The day the verdicts came in, I sat in the courtroom. I watched them being led away. My father looked at me, his eyes pleading. My mother was sobbing. Erica just looked angry.
I felt… nothing. The anger was gone. The grief was still there, a dull ache, but the fear? The obligation? It had evaporated.
They were gone. The world was quiet.
But for the first time in my life, it was a peaceful quiet.
Part 6: The New Foundation
Two Years Later.
The sun was setting over the mountains, painting the sky in hues of orange and violet. The air was crisp and smelled of pine needles and damp earth.
I sat on the porch of our new home, a cabin miles away from the city, miles away from the memories of that toxic house.
In my arms, a baby girl cooed softly, reaching for my finger with her tiny hand.
Emma.
She was six months old. She had Michael’s blue eyes and my nose. She was perfect. She was a miracle we hadn’t thought possible.
Michael walked out onto the porch, carrying two glasses of lemonade. He sat beside me, his arm draping over my shoulder. He looked at Emma, a look of pure, unadulterated love on his face.
My phone buzzed on the table between us.
It was a blocked number.
I knew who it was. My father, calling from a prison payphone. He called once a month, begging for money for the commissary, begging for forgiveness, claiming he was a changed man. My mother wrote letters I never opened. Erica was silent, rotting in her cell.
Michael saw the phone ringing. He looked at me, raising an eyebrow. He didn’t tell me what to do. He never did. He just waited.
I looked at the phone. I thought about the little girl I used to be, desperate for their approval, desperate for them to love me as much as they loved Erica.
Then I looked at my beautiful daughter. I looked at the way she felt safe in my arms. I looked at my husband—the man who had stood between me and the monsters, the man who had burned down a forest to save a single flower.

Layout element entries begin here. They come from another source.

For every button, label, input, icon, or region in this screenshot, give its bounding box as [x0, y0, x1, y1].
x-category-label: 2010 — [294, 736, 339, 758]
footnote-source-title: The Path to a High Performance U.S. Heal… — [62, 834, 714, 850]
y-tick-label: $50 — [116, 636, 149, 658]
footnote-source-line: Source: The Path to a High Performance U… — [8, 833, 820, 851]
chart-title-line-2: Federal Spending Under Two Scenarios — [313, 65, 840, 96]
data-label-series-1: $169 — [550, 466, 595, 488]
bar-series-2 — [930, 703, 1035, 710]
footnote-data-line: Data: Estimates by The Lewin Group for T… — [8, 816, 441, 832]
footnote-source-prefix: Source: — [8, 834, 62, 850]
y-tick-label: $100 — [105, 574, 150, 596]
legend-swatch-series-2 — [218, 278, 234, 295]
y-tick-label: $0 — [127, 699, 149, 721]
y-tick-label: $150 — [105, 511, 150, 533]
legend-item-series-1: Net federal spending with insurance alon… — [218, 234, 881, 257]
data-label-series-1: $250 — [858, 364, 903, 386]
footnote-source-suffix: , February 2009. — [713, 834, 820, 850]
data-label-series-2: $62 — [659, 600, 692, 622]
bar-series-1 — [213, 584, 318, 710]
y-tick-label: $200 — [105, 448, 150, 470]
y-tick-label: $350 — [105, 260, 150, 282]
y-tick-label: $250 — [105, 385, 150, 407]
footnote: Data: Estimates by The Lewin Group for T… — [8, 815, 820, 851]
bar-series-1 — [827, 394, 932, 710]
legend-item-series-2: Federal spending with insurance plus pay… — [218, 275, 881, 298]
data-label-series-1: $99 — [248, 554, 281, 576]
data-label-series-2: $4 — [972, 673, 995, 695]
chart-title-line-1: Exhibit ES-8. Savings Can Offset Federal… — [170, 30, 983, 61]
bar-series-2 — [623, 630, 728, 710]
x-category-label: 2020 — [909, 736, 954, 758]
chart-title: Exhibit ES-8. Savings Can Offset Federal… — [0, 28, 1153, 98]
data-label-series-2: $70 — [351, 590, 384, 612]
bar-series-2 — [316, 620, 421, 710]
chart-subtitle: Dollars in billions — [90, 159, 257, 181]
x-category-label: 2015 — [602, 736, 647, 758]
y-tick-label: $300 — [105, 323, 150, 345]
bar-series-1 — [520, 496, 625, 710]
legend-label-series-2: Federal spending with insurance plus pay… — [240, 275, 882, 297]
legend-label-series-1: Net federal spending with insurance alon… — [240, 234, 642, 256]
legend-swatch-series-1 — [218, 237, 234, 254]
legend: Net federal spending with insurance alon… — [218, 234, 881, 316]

I realized that family isn’t about blood. It’s about who bleeds for you. It’s about who protects you.
I picked up the phone. I pressed the “Decline” button. Then, I went into the settings and blocked the number permanently.
I put the phone down and turned back to the sunset.
Michael smiled, handing me a glass. “Who was it?” he asked softly.
I took a sip of the lemonade, the tart sweetness bursting on my tongue. I kissed Emma’s forehead, breathing in her scent of milk and baby powder.
“No one,” I said, leaning my head against his shoulder. “Just a ghost.”